Yo, Gus, I enjoyed the AAM stories too and sent the link to a few friends when they came out. Everyone agreed that No. 10 was the best; more than one person replied, "Good idea, and thank goodness I don't need it any more." (I didn't get any saying, "Hmm, I'll have to keep that in mind.") My favorite was probably No. 7; as a friend of mine always used to say, "Sometimes the good guys win."

And here's a good video: Jazz bassoon. The guy's tone is excellent, I might add.

And in the "sounds like it'd be a curiosity from Dr. Demento, but it's actually good" department, here's some Mongolian reggae I might not have pointed you to before. (The woman singing in the first one, Egshiglen, mostly does pop; she has a suitable name, meaning "Melody," which is about as common as Melody is in English.) The man, Ratabuzz (who might have been the dreadlocked Mongol I saw at a few political rallies for the Democracy Party), suddenly became popular a couple of years ago and got invited to join in a few of those pop spectaculars that are popular in Mongolia, so you get odd things like this ("Welcome, life" is the name of the song, quite similar to the beginning of the first song linked to, "Life says 'hello,' joy says 'hello.'")

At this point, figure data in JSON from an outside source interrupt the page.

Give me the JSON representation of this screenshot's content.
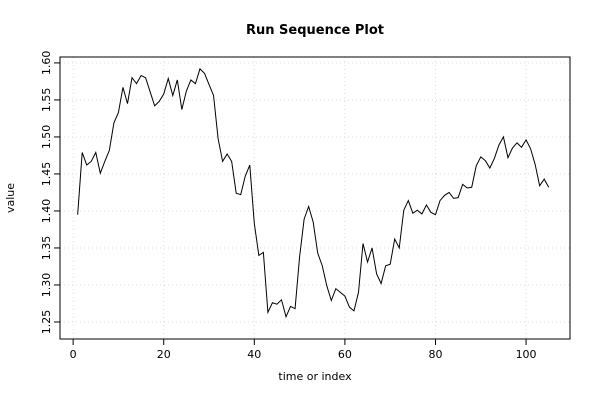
{
  "chart_data": {
    "type": "line",
    "title": "Run Sequence Plot",
    "x_label": "time or index",
    "y_label": "value",
    "x": [
      1,
      2,
      3,
      4,
      5,
      6,
      7,
      8,
      9,
      10,
      11,
      12,
      13,
      14,
      15,
      16,
      17,
      18,
      19,
      20,
      21,
      22,
      23,
      24,
      25,
      26,
      27,
      28,
      29,
      30,
      31,
      32,
      33,
      34,
      35,
      36,
      37,
      38,
      39,
      40,
      41,
      42,
      43,
      44,
      45,
      46,
      47,
      48,
      49,
      50,
      51,
      52,
      53,
      54,
      55,
      56,
      57,
      58,
      59,
      60,
      61,
      62,
      63,
      64,
      65,
      66,
      67,
      68,
      69,
      70,
      71,
      72,
      73,
      74,
      75,
      76,
      77,
      78,
      79,
      80,
      81,
      82,
      83,
      84,
      85,
      86,
      87,
      88,
      89,
      90,
      91,
      92,
      93,
      94,
      95,
      96,
      97,
      98,
      99,
      100,
      101,
      102,
      103,
      104,
      105
    ],
    "series": [
      {
        "color": "#000000",
        "values": [
          1.395,
          1.479,
          1.462,
          1.467,
          1.479,
          1.451,
          1.467,
          1.482,
          1.519,
          1.533,
          1.567,
          1.545,
          1.58,
          1.572,
          1.583,
          1.58,
          1.561,
          1.542,
          1.548,
          1.558,
          1.579,
          1.556,
          1.577,
          1.537,
          1.562,
          1.577,
          1.572,
          1.592,
          1.586,
          1.571,
          1.556,
          1.498,
          1.467,
          1.477,
          1.467,
          1.424,
          1.422,
          1.447,
          1.462,
          1.383,
          1.34,
          1.344,
          1.263,
          1.276,
          1.274,
          1.28,
          1.257,
          1.271,
          1.268,
          1.338,
          1.389,
          1.406,
          1.385,
          1.343,
          1.326,
          1.299,
          1.279,
          1.295,
          1.29,
          1.285,
          1.27,
          1.265,
          1.29,
          1.356,
          1.331,
          1.35,
          1.315,
          1.302,
          1.326,
          1.328,
          1.362,
          1.35,
          1.401,
          1.414,
          1.397,
          1.401,
          1.396,
          1.408,
          1.398,
          1.395,
          1.414,
          1.421,
          1.425,
          1.417,
          1.418,
          1.436,
          1.431,
          1.432,
          1.461,
          1.473,
          1.468,
          1.458,
          1.471,
          1.489,
          1.5,
          1.472,
          1.485,
          1.492,
          1.486,
          1.496,
          1.484,
          1.463,
          1.434,
          1.443,
          1.432
        ]
      }
    ],
    "xlim": [
      -2.9,
      109.7
    ],
    "ylim": [
      1.227,
      1.608
    ],
    "xticks": [
      0,
      20,
      40,
      60,
      80,
      100
    ],
    "yticks": [
      1.25,
      {
        "value": 1.3,
        "label": "1.30"
      },
      1.35,
      {
        "value": 1.4,
        "label": "1.40"
      },
      1.45,
      {
        "value": 1.5,
        "label": "1.50"
      },
      1.55,
      {
        "value": 1.6,
        "label": "1.60"
      }
    ],
    "grid": true
  }
}
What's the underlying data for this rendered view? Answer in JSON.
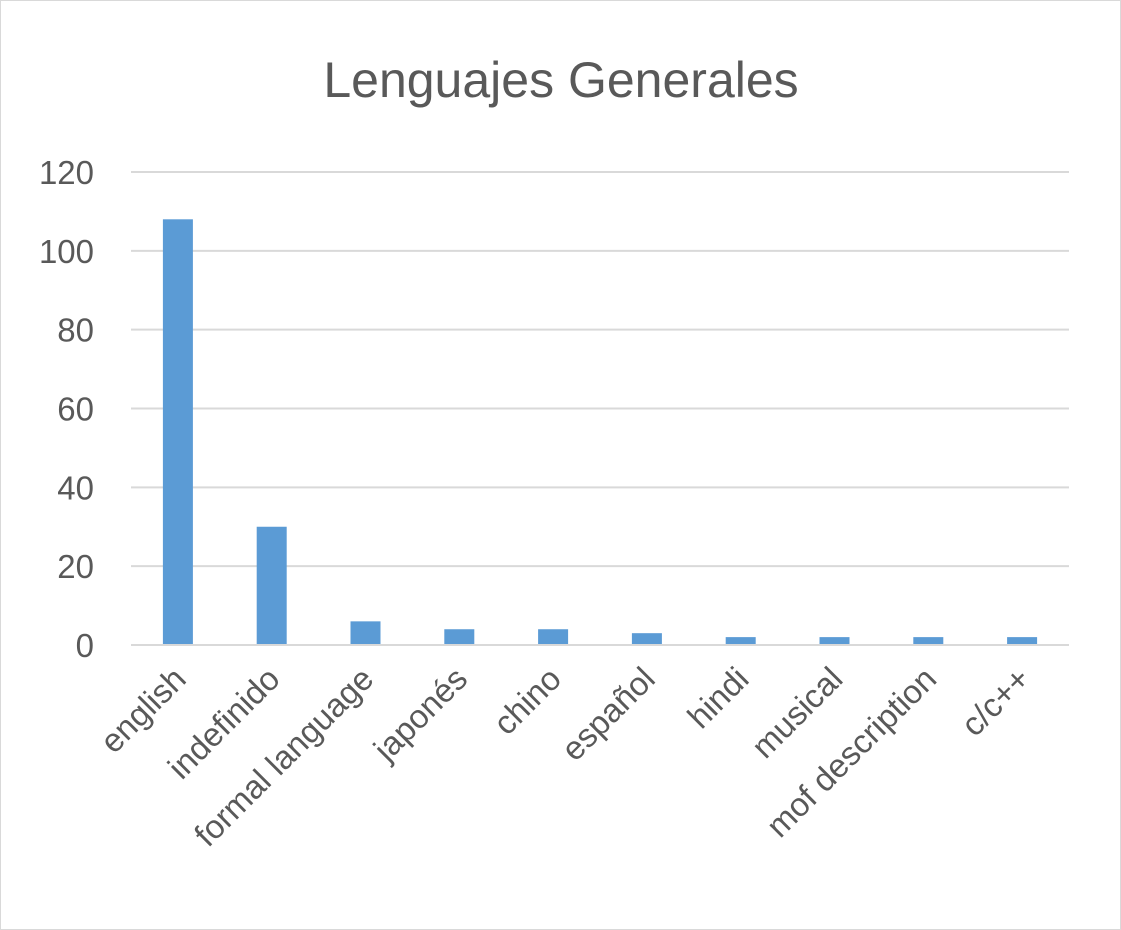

And finally, I don't remember if I gifted you with this album, but this excellent song is the great Dr. Ring Ding with a fun Catalan group, The Pepper Pots, that does a range of music from ska to 60s soul.

Gus Van Horn said...

Snedcat,

Glad you enjoyed the stories, and thanks for the links. I'll reward myself by listening to them once I have Christmas shopping done today.